Il titolo A Scanner Darkly – Un oscuro scrutare è piuttosto appropriato, come dimostra la dipendenza del regista da toni cupi e grintosi in tutto il film. È un riferimento diretto alla citazione della Bibbia dei Corinzi secondo cui “vediamo come attraverso un vetro oscuro”. Diretto da Richard Linklater, A Scanner Darkly è diverso da qualsiasi altro film che avete incontrato, a meno che non abbiate visto Waking Life, in cui utilizza la stessa tecnica.
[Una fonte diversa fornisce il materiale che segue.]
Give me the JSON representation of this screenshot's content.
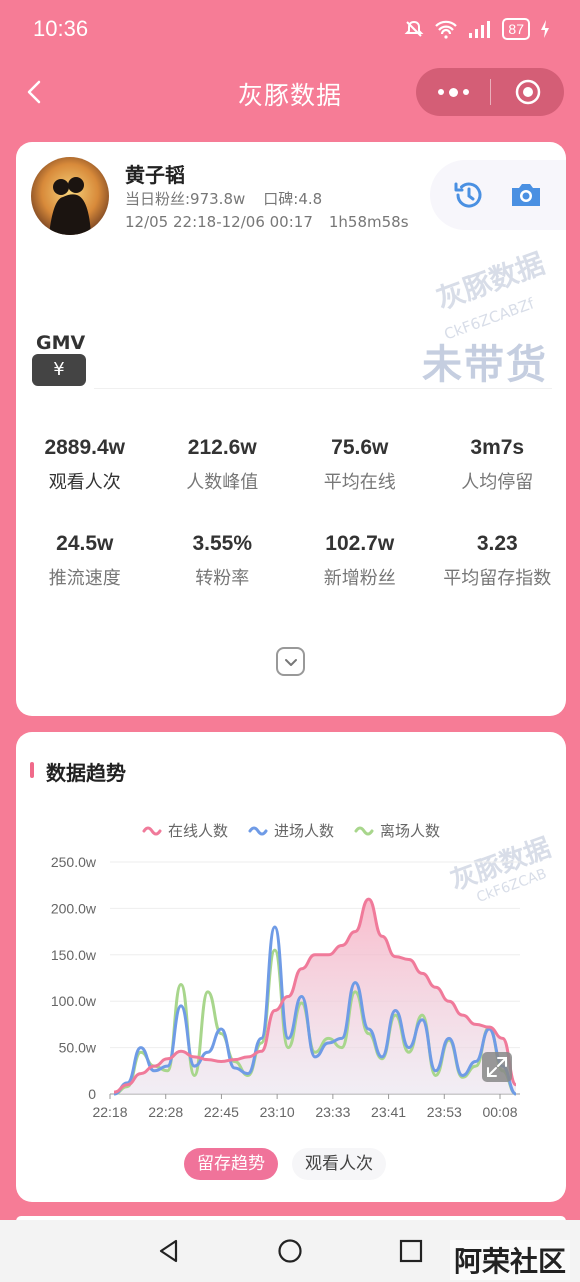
{
  "status_bar": {
    "time": "10:36",
    "battery": "87"
  },
  "nav": {
    "title": "灰豚数据"
  },
  "anchor": {
    "name": "黄子韬",
    "fans": "当日粉丝:973.8w",
    "reputation": "口碑:4.8",
    "time_range": "12/05 22:18-12/06 00:17",
    "duration": "1h58m58s"
  },
  "watermark": {
    "brand": "灰豚数据",
    "code": "CkF6ZCABZf",
    "code2": "CkF6ZCAB",
    "no_sale": "未带货"
  },
  "gmv": {
    "label": "GMV",
    "symbol": "¥"
  },
  "metrics_row1": [
    {
      "value": "2889.4w",
      "label": "观看人次"
    },
    {
      "value": "212.6w",
      "label": "人数峰值"
    },
    {
      "value": "75.6w",
      "label": "平均在线"
    },
    {
      "value": "3m7s",
      "label": "人均停留"
    }
  ],
  "metrics_row2": [
    {
      "value": "24.5w",
      "label": "推流速度"
    },
    {
      "value": "3.55%",
      "label": "转粉率"
    },
    {
      "value": "102.7w",
      "label": "新增粉丝"
    },
    {
      "value": "3.23",
      "label": "平均留存指数"
    }
  ],
  "trend": {
    "title": "数据趋势"
  },
  "tabs": {
    "active": "留存趋势",
    "inactive": "观看人次"
  },
  "colors": {
    "online": "#f07a9a",
    "enter": "#6f9be6",
    "leave": "#a8d68c",
    "accent": "#f67c96"
  },
  "footer": {
    "forum": "阿荣社区"
  },
  "chart_data": {
    "type": "line",
    "legend": [
      "在线人数",
      "进场人数",
      "离场人数"
    ],
    "y_ticks": [
      "250.0w",
      "200.0w",
      "150.0w",
      "100.0w",
      "50.0w",
      "0"
    ],
    "ylim": [
      0,
      250
    ],
    "x_ticks": [
      "22:18",
      "22:28",
      "22:45",
      "23:10",
      "23:33",
      "23:41",
      "23:53",
      "00:08"
    ],
    "series": [
      {
        "name": "在线人数",
        "values": [
          2,
          10,
          22,
          30,
          38,
          46,
          40,
          37,
          35,
          37,
          40,
          46,
          90,
          105,
          135,
          150,
          150,
          160,
          175,
          210,
          170,
          148,
          145,
          130,
          115,
          100,
          85,
          75,
          72,
          60,
          10
        ]
      },
      {
        "name": "进场人数",
        "values": [
          0,
          12,
          50,
          25,
          30,
          95,
          30,
          45,
          70,
          28,
          22,
          60,
          180,
          60,
          105,
          40,
          55,
          60,
          120,
          70,
          40,
          90,
          50,
          80,
          25,
          60,
          20,
          35,
          70,
          30,
          0
        ]
      },
      {
        "name": "离场人数",
        "values": [
          0,
          8,
          45,
          30,
          25,
          118,
          20,
          110,
          65,
          35,
          20,
          55,
          155,
          50,
          98,
          45,
          60,
          50,
          110,
          65,
          38,
          85,
          45,
          85,
          20,
          58,
          18,
          30,
          72,
          25,
          0
        ]
      }
    ]
  }
}
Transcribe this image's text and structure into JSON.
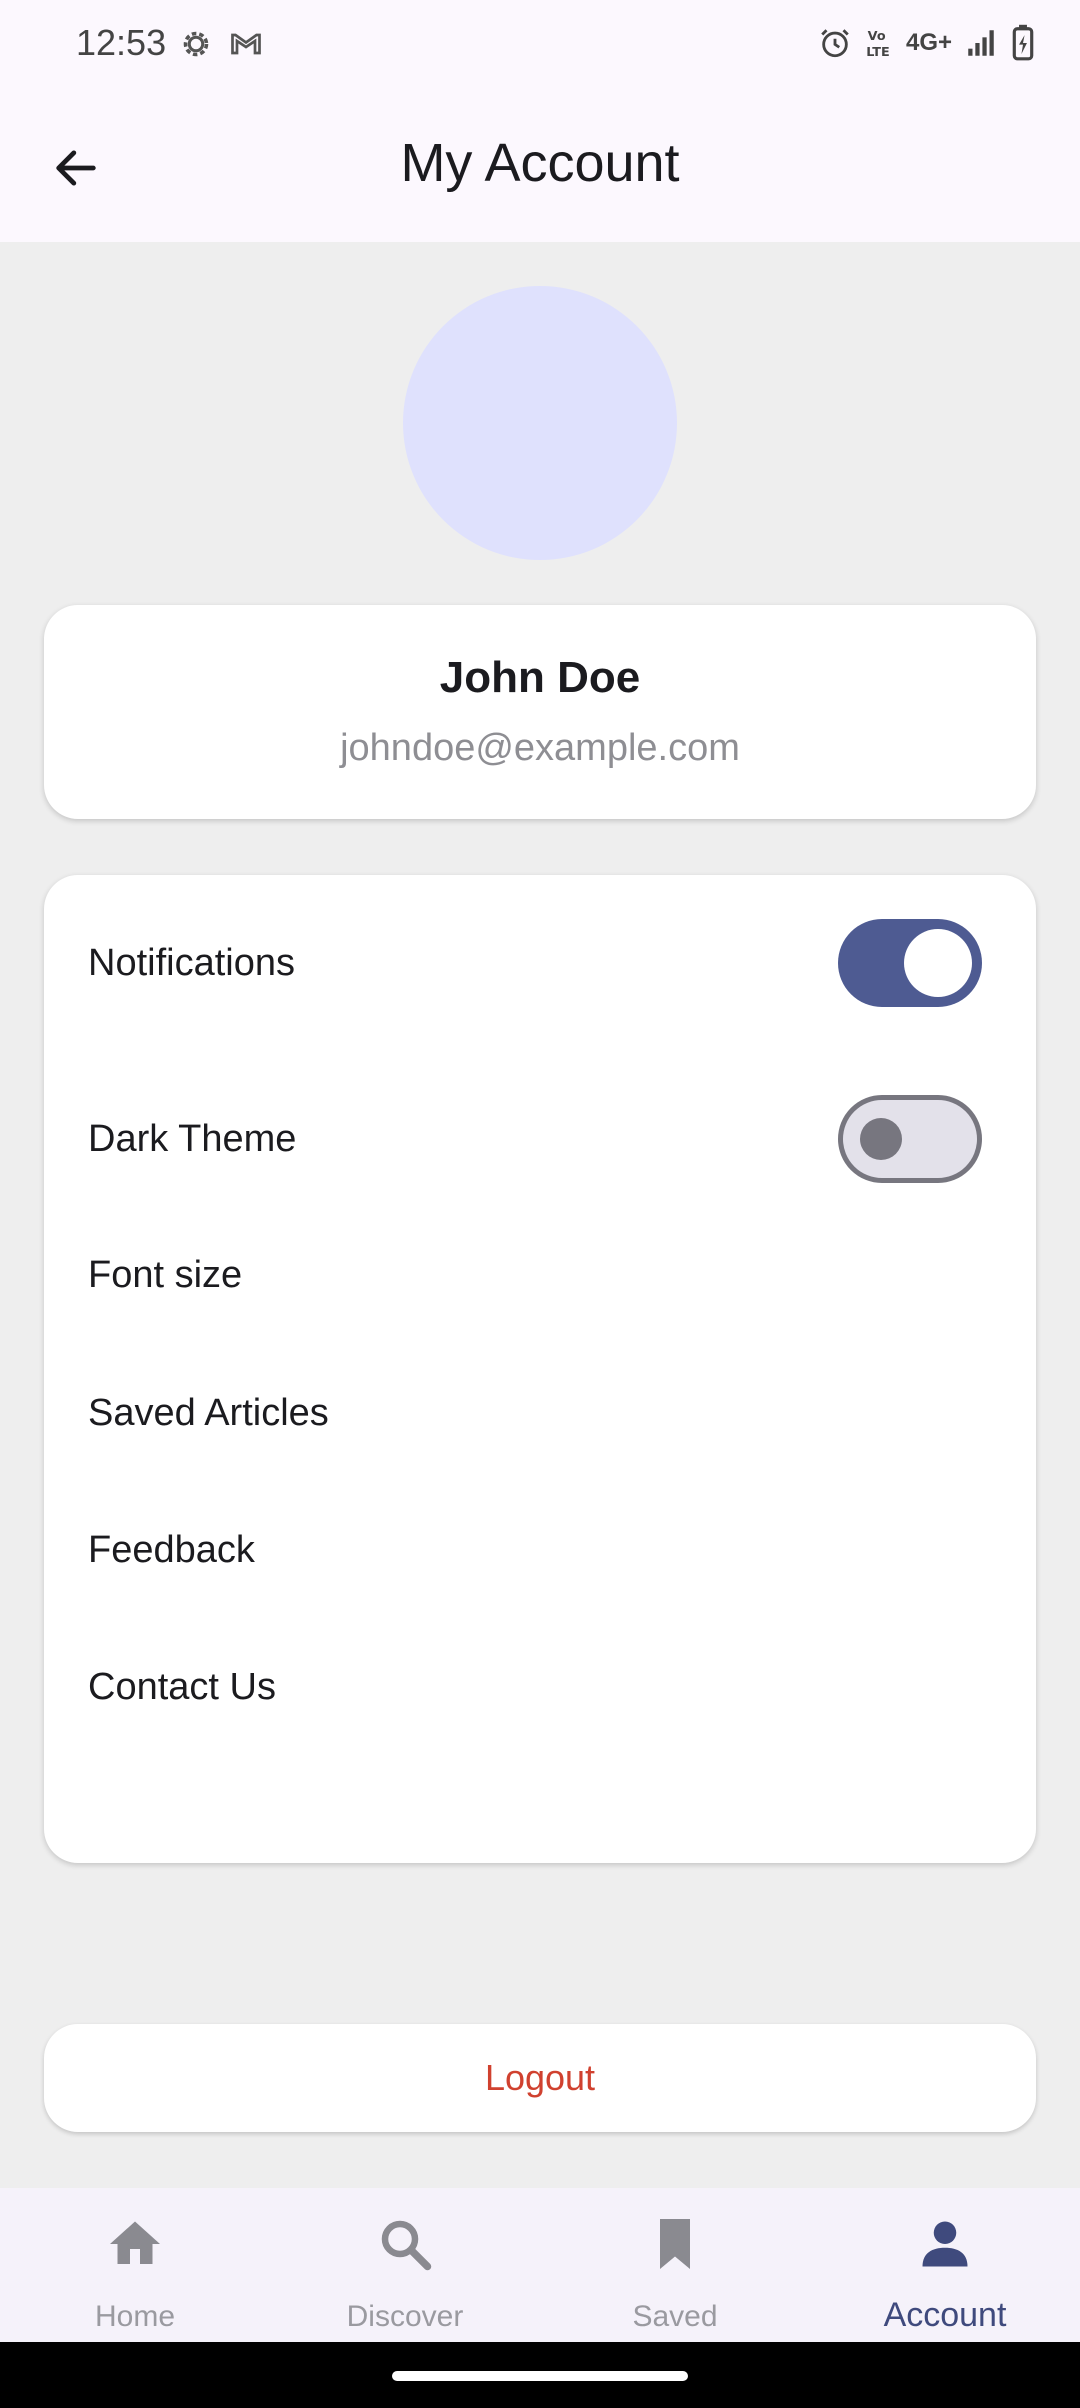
{
  "status_bar": {
    "time": "12:53",
    "left_icons": [
      "settings-icon",
      "gmail-icon"
    ],
    "right_icons": [
      "alarm-icon",
      "volte-icon",
      "4g-plus-icon",
      "signal-icon",
      "battery-charging-icon"
    ],
    "network_label": "4G+"
  },
  "header": {
    "title": "My Account",
    "back_icon": "arrow-left-icon"
  },
  "profile": {
    "name": "John Doe",
    "email": "johndoe@example.com",
    "avatar_color": "#dfe1fd"
  },
  "settings": {
    "items": [
      {
        "label": "Notifications",
        "control": "switch",
        "checked": true
      },
      {
        "label": "Dark Theme",
        "control": "switch",
        "checked": false
      },
      {
        "label": "Font size"
      },
      {
        "label": "Saved Articles"
      },
      {
        "label": "Feedback"
      },
      {
        "label": "Contact Us"
      }
    ]
  },
  "logout": {
    "label": "Logout",
    "color": "#d0412f"
  },
  "bottom_nav": {
    "items": [
      {
        "label": "Home",
        "icon": "home-icon",
        "active": false
      },
      {
        "label": "Discover",
        "icon": "search-icon",
        "active": false
      },
      {
        "label": "Saved",
        "icon": "bookmark-icon",
        "active": false
      },
      {
        "label": "Account",
        "icon": "person-icon",
        "active": true
      }
    ]
  },
  "colors": {
    "accent": "#4e5b92",
    "active_nav": "#3f4a7d",
    "inactive_nav": "#9a9aa0"
  }
}
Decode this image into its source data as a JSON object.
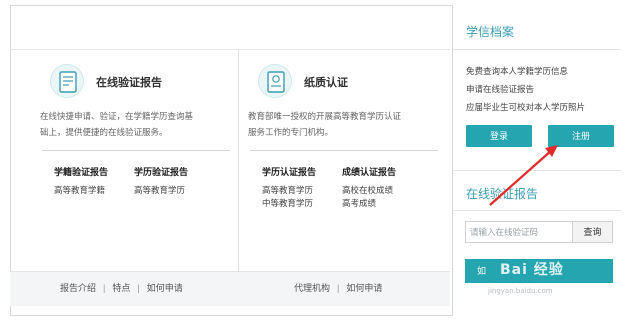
{
  "cards": [
    {
      "icon": "document-check-icon",
      "title": "在线验证报告",
      "desc_line1": "在线快捷申请、验证，在学籍学历查询基",
      "desc_line2": "础上，提供便捷的在线验证服务。",
      "col1": {
        "head": "学籍验证报告",
        "item": "高等教育学籍"
      },
      "col2": {
        "head": "学历验证报告",
        "item": "高等教育学历"
      },
      "links": [
        "报告介绍",
        "特点",
        "如何申请"
      ]
    },
    {
      "icon": "paper-certificate-icon",
      "title": "纸质认证",
      "desc_line1": "教育部唯一授权的开展高等教育学历认证",
      "desc_line2": "服务工作的专门机构。",
      "col1": {
        "head": "学历认证报告",
        "items": [
          "高等教育学历",
          "中等教育学历"
        ]
      },
      "col2": {
        "head": "成绩认证报告",
        "items": [
          "高校在校成绩",
          "高考成绩"
        ]
      },
      "links": [
        "代理机构",
        "如何申请"
      ]
    }
  ],
  "archive": {
    "title": "学信档案",
    "lines": [
      "免费查询本人学籍学历信息",
      "申请在线验证报告",
      "应届毕业生可校对本人学历照片"
    ],
    "login_label": "登录",
    "register_label": "注册"
  },
  "verify": {
    "title": "在线验证报告",
    "placeholder": "请输入在线验证码",
    "query_label": "查询",
    "bar_label": "如"
  },
  "watermark": {
    "text": "Bai 经验",
    "sub": "jingyan.baidu.com"
  },
  "colors": {
    "teal": "#24a5b0",
    "title_teal": "#3a9db3",
    "arrow": "#e02b2b"
  }
}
Linklater fa ampio uso dell’animazione rotoscopica per dare all’intero film una sensazione di realtà virtuale.
Dim, Dark, Disillusioning: A Scanner Darkly è visivamente unico, la trama avvincente

Ambientata in un futuro prossimo, la narrazione segue il personaggio di Keanu Reeves, Fred, che interpreta un agente sotto copertura che sta cercando di smantellare una piccola operazione di droga. Si cerca di rintracciare questa droga sfuggente chiamata Sostanza D, dove “D” sta per morte. Il suo compito è quello di infiltrarsi in un gruppo di spacciatori con il nome di Bob Arctor. Nei panni di Arctor, Fred si immerge completamente nella missione, arrivando persino ad assumere costantemente la futuristica Sostanza D fino a diventarne dipendente. A un certo punto, non riesce a distinguere tra ciò che è reale e ciò che è un’allucinazione. Inizia a perdere il senso di sé, rendendosi conto che il gruppo di drogati in cui sta cercando di infiltrarsi è il suo unico amico. Nel frattempo, il personaggio di Downey è uno dei piccoli signori della droga. È incline a strane riflessioni improvvise e tende ad andare in escandescenza. Offre il sollievo comico quando il film inizia a sembrare troppo claustrofobico.
Il film è un adattamento fedele dell’omonimo romanzo di Philip K. Dick, il che è un’impresa, dato che non molti sono riusciti a tradurre sullo schermo la soffocante oscurità dei romanzi di Dick. Il libro è stato pubblicato originariamente nel 1977. Mezzo secolo dopo, rimane attuale per i problemi che affliggono il mondo come lo era il giorno della sua uscita. Il film riflette le peculiarità del mondo di Dick, l’atmosfera soffocante, la paranoia e la sensazione di essere osservati, e una realtà che minaccia di scivolare via. In questo mondo quasi distopico, il governo, in collaborazione con un’importante azienda farmaceutica, sta conducendo un’apparente guerra alla droga, quando invece è solo un modo per facilitare la costante sorveglianza civile autorizzata dallo Stato e creare uno stato di polizia. E Fred è solo un’altra pedina di questo piano. In un momento particolarmente claustrofobico in cui perde il senso dell’identità e della realtà, Fred, nei panni di Arctor, dice: “Cosa vede uno scanner? Nella testa? Fino al cuore? Vede dentro di me? In noi? In modo chiaro o oscuro? Spero che veda chiaramente perché non riesco più a vedere dentro di me. Vedo solo buio. Spero per tutti che gli scanner facciano meglio, perché se lo scanner vede solo buio come me, allora sono maledetto e maledetto di nuovo”.